There is also the aspect of managing the position. "Let the winners run" etc. When to take profit vs when to use some kind of trailing stop. This needs as much thought as trade entry, and can be the difference between a profitable and non-profitable EA?
 
GumRai:


I think that you have misunderstood Ydrol's post.

We can look at a chart and immediately see certain conditions that are simple and obvious. But this apparently simple observation probably involves our brain processing millions of mini-observations.

There is another thread here where the poster wants his expert to draw a trend line where the price hits it 3 times. We can look at a chart and spot contenders very easily. But coding it is a different matter. Coding it properly is not so simple. If the code is too simple, there will be either a lot of unexpected results or none at all.

I do understand the point being put. The pursuit of creating an EA that is optimal artificial intelligence is being turned into an academic exercise. Interesting discourse if you are into coding, but it only amounts to that. There are too many variants in this game for the glove to fit the hand all the time. You have to make it fit for one pair or commodity as best you can, and cut your cloth allowing for the slack. The longer you look for perfection the more time you are wasting if it is a living you are hoping to earn. Even if you can automate most of the trading, human intervention will always be necessary. That part is instinct. If you can code that I bow down in respect!!

 

I do understand the point being put

I'm not quite so sure :) I'm, not quite talking about perfection, AI or advanced algorithms here. That stuff is way beyond the things I've been talking about, although to a non-coder it might seem like it's all in the same ball park, it's not IMO

I'm just talkiing about writing a low risk, fairly continuously profitable EA using a simple technical analysis strategy . Not making the kind of profits a pro trader would make (so no perfection needed here), but better than I would get by simply investing the money somewhere sensible!

Evidence suggests it can be done as there are EAs running on Birts review that appear to do the job.

It's all very well to say this is academic or interesting if you are into coding, but isnt this is why a lot of people are here, to codify their strategy into MQL and make money?

(Granted some people just want an EA to alert them to a set up based on a manual strategy, and they review alerts on a case by case basis, so that's different to what this thread is about?)


I want to make sure correct expectations are set when sitting down to code a strategy.

It's all very well diving in and learning MQL but I think a lot of people could be wasting a lot of time, without learning the finer points of requirements capturing and code construction?

I am talking about representation of simple trading concepts in an EA. This requires those concepts to be verbalised.
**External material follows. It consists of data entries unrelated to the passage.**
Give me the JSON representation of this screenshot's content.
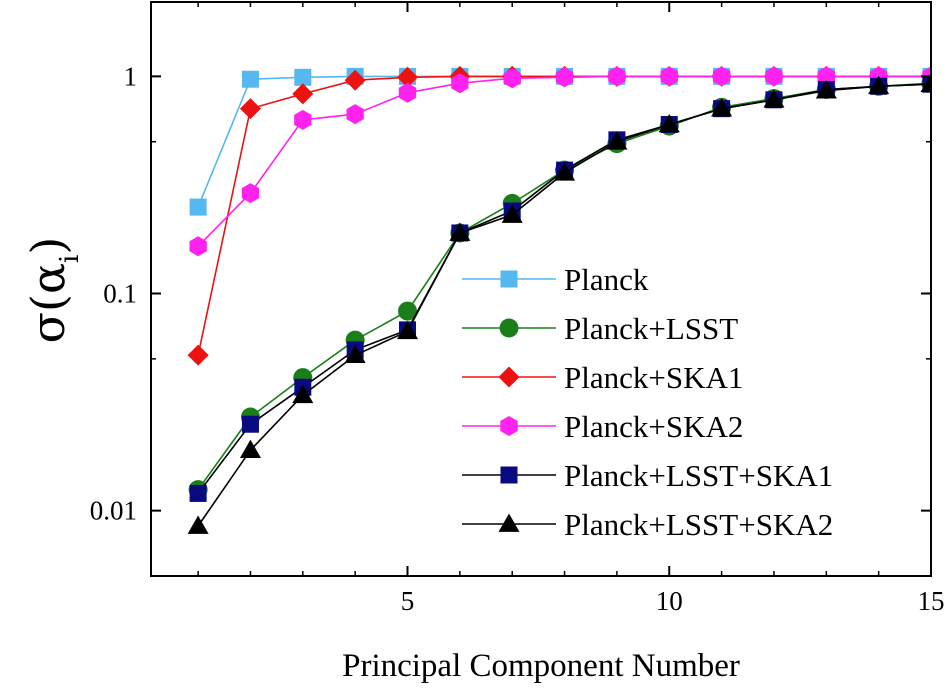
{
  "chart_data": {
    "type": "line",
    "xlabel": "Principal Component Number",
    "ylabel": "σ(α",
    "ylabel_subscript": "i",
    "ylabel_close": ")",
    "yscale": "log",
    "xlim": [
      0.1,
      15
    ],
    "ylim": [
      0.005,
      2.2
    ],
    "xticks": [
      5,
      10,
      15
    ],
    "xtick_labels": [
      "5",
      "10",
      "15"
    ],
    "yticks": [
      0.01,
      0.1,
      1
    ],
    "ytick_labels": [
      "0.01",
      "0.1",
      "1"
    ],
    "grid": false,
    "legend_position": "lower-right",
    "x": [
      1,
      2,
      3,
      4,
      5,
      6,
      7,
      8,
      9,
      10,
      11,
      12,
      13,
      14,
      15
    ],
    "series": [
      {
        "name": "Planck",
        "color": "#55b8f0",
        "marker": "square",
        "values": [
          0.25,
          0.97,
          0.99,
          1.0,
          1.0,
          1.0,
          1.0,
          1.0,
          1.0,
          1.0,
          1.0,
          1.0,
          1.0,
          1.0,
          1.0
        ]
      },
      {
        "name": "Planck+LSST",
        "color": "#1a7f1a",
        "marker": "circle",
        "values": [
          0.0125,
          0.027,
          0.041,
          0.061,
          0.083,
          0.19,
          0.26,
          0.37,
          0.49,
          0.59,
          0.72,
          0.79,
          0.87,
          0.9,
          0.93
        ]
      },
      {
        "name": "Planck+SKA1",
        "color": "#ee1111",
        "marker": "diamond",
        "values": [
          0.052,
          0.71,
          0.83,
          0.96,
          0.99,
          1.0,
          1.0,
          1.0,
          1.0,
          1.0,
          1.0,
          1.0,
          1.0,
          1.0,
          1.0
        ]
      },
      {
        "name": "Planck+SKA2",
        "color": "#ff22ee",
        "marker": "hexagon",
        "values": [
          0.165,
          0.29,
          0.63,
          0.67,
          0.84,
          0.93,
          0.98,
          0.99,
          1.0,
          1.0,
          1.0,
          1.0,
          1.0,
          1.0,
          1.0
        ]
      },
      {
        "name": "Planck+LSST+SKA1",
        "color": "#0a0a80",
        "line_color": "#000000",
        "marker": "square",
        "values": [
          0.012,
          0.025,
          0.037,
          0.055,
          0.068,
          0.19,
          0.24,
          0.37,
          0.51,
          0.6,
          0.71,
          0.78,
          0.87,
          0.9,
          0.92
        ]
      },
      {
        "name": "Planck+LSST+SKA2",
        "color": "#000000",
        "marker": "triangle",
        "values": [
          0.0085,
          0.019,
          0.034,
          0.052,
          0.067,
          0.19,
          0.23,
          0.36,
          0.5,
          0.6,
          0.71,
          0.78,
          0.86,
          0.9,
          0.92
        ]
      }
    ]
  }
}
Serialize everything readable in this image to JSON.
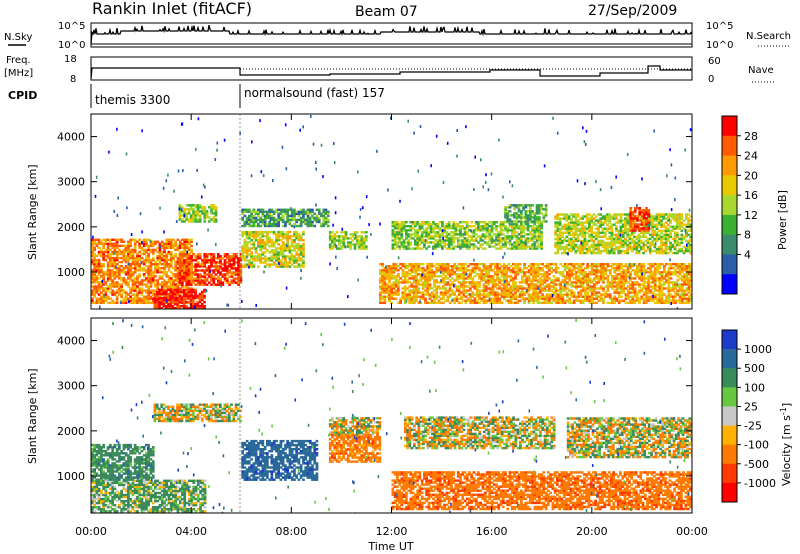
{
  "header": {
    "title": "Rankin Inlet (fitACF)",
    "beam": "Beam 07",
    "date": "27/Sep/2009"
  },
  "top_strip": {
    "left_label": "N.Sky",
    "left_ticks": [
      "10^5",
      "10^0"
    ],
    "right_ticks": [
      "10^5",
      "10^0"
    ],
    "right_label": "N.Search"
  },
  "freq_strip": {
    "left_label_1": "Freq.",
    "left_label_2": "[MHz]",
    "left_ticks": [
      "18",
      "8"
    ],
    "right_ticks": [
      "60",
      "0"
    ],
    "right_label": "Nave"
  },
  "cpid": {
    "label": "CPID",
    "segments": [
      {
        "name": "themis 3300",
        "start_hour": 0
      },
      {
        "name": "normalsound (fast) 157",
        "start_hour": 6.0
      }
    ]
  },
  "x_axis": {
    "label": "Time UT",
    "ticks": [
      "00:00",
      "04:00",
      "08:00",
      "12:00",
      "16:00",
      "20:00",
      "00:00"
    ],
    "range_hours": [
      0,
      24
    ]
  },
  "y_axis": {
    "label": "Slant Range [km]",
    "ticks": [
      "1000",
      "2000",
      "3000",
      "4000"
    ],
    "range": [
      180,
      4500
    ]
  },
  "power_scale": {
    "label": "Power [dB]",
    "ticks": [
      "28",
      "24",
      "20",
      "16",
      "12",
      "8",
      "4"
    ],
    "colors": [
      "#ff0000",
      "#ff5a00",
      "#ff9a00",
      "#e8c800",
      "#a8d830",
      "#3cb030",
      "#3a8c6c",
      "#2a5fa8",
      "#0000ff"
    ]
  },
  "velocity_scale": {
    "label": "Velocity [m s",
    "label_sup": "-1",
    "label_end": "]",
    "ticks": [
      "1000",
      "500",
      "100",
      "25",
      "-25",
      "-100",
      "-500",
      "-1000"
    ],
    "colors": [
      "#1a3cc8",
      "#2a6a9a",
      "#3a8a5a",
      "#66c840",
      "#c8c8c8",
      "#ffb000",
      "#ff7a00",
      "#ff3a00",
      "#ff0000"
    ]
  },
  "chart_data": [
    {
      "type": "heatmap",
      "title": "Power",
      "xlabel": "Time UT",
      "ylabel": "Slant Range [km]",
      "xlim": [
        0,
        24
      ],
      "ylim": [
        180,
        4500
      ],
      "colorbar": {
        "label": "Power [dB]",
        "ticks": [
          4,
          8,
          12,
          16,
          20,
          24,
          28
        ]
      },
      "echo_regions": [
        {
          "t": [
            0.0,
            4.0
          ],
          "range": [
            300,
            1700
          ],
          "value_db": 22
        },
        {
          "t": [
            2.5,
            4.5
          ],
          "range": [
            180,
            600
          ],
          "value_db": 28
        },
        {
          "t": [
            3.5,
            6.0
          ],
          "range": [
            700,
            1400
          ],
          "value_db": 26
        },
        {
          "t": [
            3.5,
            5.0
          ],
          "range": [
            2100,
            2500
          ],
          "value_db": 14
        },
        {
          "t": [
            6.0,
            8.5
          ],
          "range": [
            1100,
            1900
          ],
          "value_db": 16
        },
        {
          "t": [
            6.0,
            9.5
          ],
          "range": [
            2000,
            2400
          ],
          "value_db": 9
        },
        {
          "t": [
            9.5,
            11.0
          ],
          "range": [
            1500,
            1900
          ],
          "value_db": 14
        },
        {
          "t": [
            11.5,
            24.0
          ],
          "range": [
            300,
            1200
          ],
          "value_db": 20
        },
        {
          "t": [
            12.0,
            18.0
          ],
          "range": [
            1500,
            2100
          ],
          "value_db": 13
        },
        {
          "t": [
            16.5,
            18.2
          ],
          "range": [
            2100,
            2500
          ],
          "value_db": 10
        },
        {
          "t": [
            18.5,
            24.0
          ],
          "range": [
            1400,
            2300
          ],
          "value_db": 15
        },
        {
          "t": [
            21.5,
            22.3
          ],
          "range": [
            1900,
            2400
          ],
          "value_db": 26
        }
      ]
    },
    {
      "type": "heatmap",
      "title": "Velocity",
      "xlabel": "Time UT",
      "ylabel": "Slant Range [km]",
      "xlim": [
        0,
        24
      ],
      "ylim": [
        180,
        4500
      ],
      "colorbar": {
        "label": "Velocity [m s-1]",
        "ticks": [
          -1000,
          -500,
          -100,
          -25,
          25,
          100,
          500,
          1000
        ]
      },
      "echo_regions": [
        {
          "t": [
            0.0,
            2.5
          ],
          "range": [
            900,
            1700
          ],
          "value_ms": 300
        },
        {
          "t": [
            0.0,
            4.5
          ],
          "range": [
            200,
            900
          ],
          "value_ms": 150
        },
        {
          "t": [
            2.5,
            6.0
          ],
          "range": [
            2200,
            2600
          ],
          "value_ms": 0
        },
        {
          "t": [
            6.0,
            9.0
          ],
          "range": [
            900,
            1800
          ],
          "value_ms": 800
        },
        {
          "t": [
            9.5,
            11.5
          ],
          "range": [
            1300,
            1900
          ],
          "value_ms": -300
        },
        {
          "t": [
            9.5,
            11.5
          ],
          "range": [
            1900,
            2300
          ],
          "value_ms": 0
        },
        {
          "t": [
            12.0,
            24.0
          ],
          "range": [
            250,
            1100
          ],
          "value_ms": -350
        },
        {
          "t": [
            12.5,
            18.5
          ],
          "range": [
            1600,
            2300
          ],
          "value_ms": 0
        },
        {
          "t": [
            19.0,
            24.0
          ],
          "range": [
            1400,
            2300
          ],
          "value_ms": 0
        }
      ]
    }
  ]
}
As much as some traders talk about instinct, other will understand you need a quantifiable, repeatable mathematical edge.

It just so happens that the brain is extremely well adapted to converting complex behaviour/decisions into "instinct" over time, at which point it becomes difficult for the human expert trader to verbalise it, thus it will not get captured in the EA.

Think about catching a ball, (our brains dont really do the maths on any concious level, however a robot will have to do the maths).

Pattern matching is not rocket science or advanced AI (its present in Photoshop and similar), but although infants can do it, it does require more advanced coding to implement programatically.


This is not AI as such, but there are two issues:

1) fully expressing a simple strategy/algorithm will often involve an implementation algorithm that appears more complex than the real world problem - eg selecting a trend line, catching a ball. Non-coders dont really care about this complexity nor often understand the need for it.

2) over time traders will often internalise a lot of very subtle heuristics that at one time they had explicitly learned - they then call this their gut, instinct etc. Its is very hard for them to recall and verbalise these things, and in light of the above point, even when they do it results in a complicated implementation.